When winds outside moaned, folk would whisper, “The Wild Hunt is coming!” People imagined that specters darted through the night sky, seeking souls to torment. In Scandinavian lore, Odin led an uncountable horde of gods and spirits on furious rides to the home of the gods. In Norwegian tales, spirits of those who had passed away during the year trooped through the heavens, sounds of their whoops and cries rising with the wind. It was common to talk to someone in the neighborhood who claimed their soul had been abducted as a participant in the Wild Hunt. Survivors of such incidents often described riding a ghostly horse at a headlong pace after spectral hounds, surrounded by thousands of ghastly companions.
In parts of Germany, the Wild Hunt was believed to be led by the goddess Berchta.

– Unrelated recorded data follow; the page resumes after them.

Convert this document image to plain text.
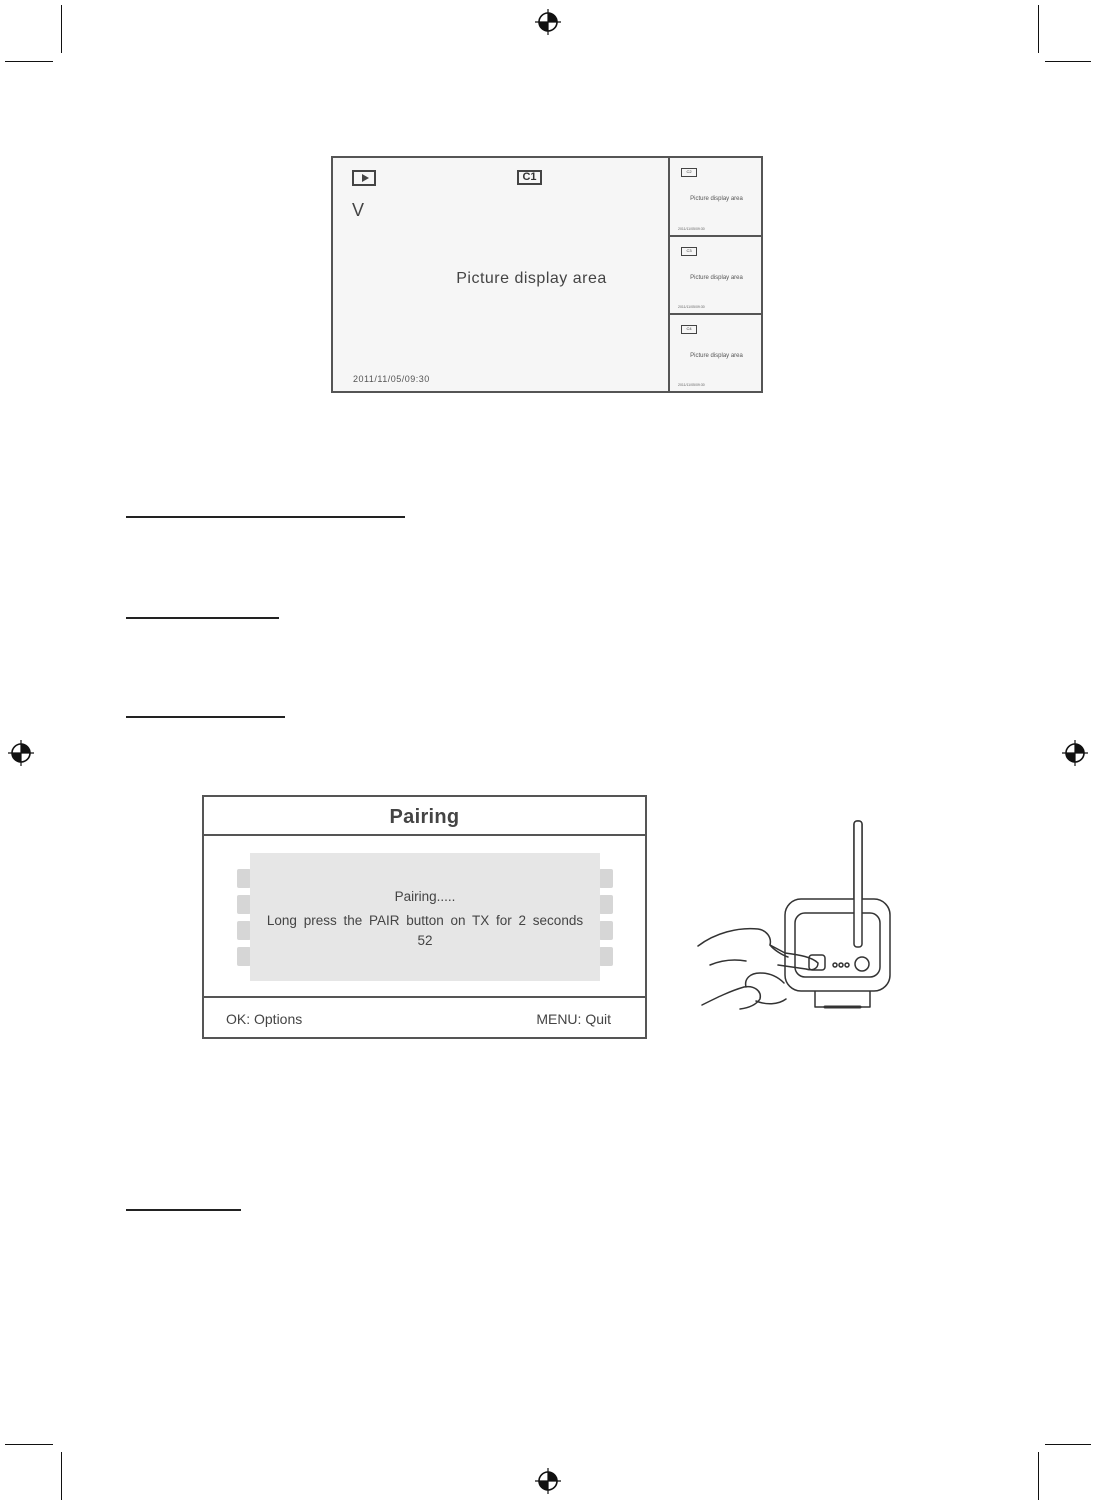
C1
V
Picture display area
2011/11/05/09:30
C2
Picture display area
2011/11/05/09:30
C3
Picture display area
2011/11/05/09:30
C4
Picture display area
2011/11/05/09:30
Pairing
Pairing.....
Long press the PAIR button on TX for 2 seconds
52
OK: Options	MENU: Quit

She was accompanied in her travels by animals and the souls of deceased children. Despite her witch-like features, it was believed that Berchta was a friend of women and would reward diligent housewives with good luck.
Superstitions are odd, since they acknowledge man’s inability to control nature while suggesting at the same time that there is a way to overcome this. Absurd stories about the nature of the world may provide a sense  of self-sufficiency when confronting the mysteries of existence. If the gods are selfish, perhaps a selfish man can manipulate them with magic. Unfortunately, man must grant the gods their power through superstitious beliefs before he can hope to profit, and their power can appear fearsome indeed at three a.m. on a winter night.
The people of northern Europe brought Christian ideas into their winter solstice observances. Some folk adopted the Christian attitude of hope and charity, leaving fear of demons behind for good. Others probably saw Christianity as a potent form of magic: a new way of attaining their selfish goals. Sad to say, even some church leaders exploited the fears and superstitions of common people to build their own power.
The people of Scandinavia were attracted to an Italian saint, St. Lucy, because she was associated with vision and light. St. Lucy was honored on the winter solstice by folk eager to enjoy the lengthening daylight of spring. Experts in folklore think St. Lucy’s Day may  be a descendant of pagan festivals honoring the goddess Freya and her brother Frey. The people lit bonfires and played music. They hoped light and noise would please Freya and scare off the crowd of fiends that they believed were on the prowl.
Because of changes in the calendar, St. Lucy’s Day is now held on December 13. In Sweden, young women become St. Lucy for a day. They dress in white gowns and place wreaths of ligonberry branches on their heads. The wreathes also hold lit candles as a reminder that St. Lucy was a bearer of light. The young ladies serve a breakfast of coffee and rolls to their families, and some go into the streets to give home-baked treats to passersby and people at work.
In Europe today, saints’ days are celebrated with increasingly elaborate festivals while belief in the saints and in God has faded considerably. Swedish towns have added contests in recent years to crown a St. Lucy’s Day queen. Unlike other Nobel laureates, the newly-named winner of the Nobel Prize in Literature each year is expected to perform a duty: he or she crowns the queen of Stockholm’s St. Lucy’s Day observance.
As we celebrate the holiday season, it is good to remember that Christmas lights, good food, and music are gifts from our human traditions — but as belief dwindles, will fear return? Our personal values ultimately make the holidays either a time of hope or a time of fear. For those who seek hope, the winter solstice and Christmas represent renewal of life and a fresh start.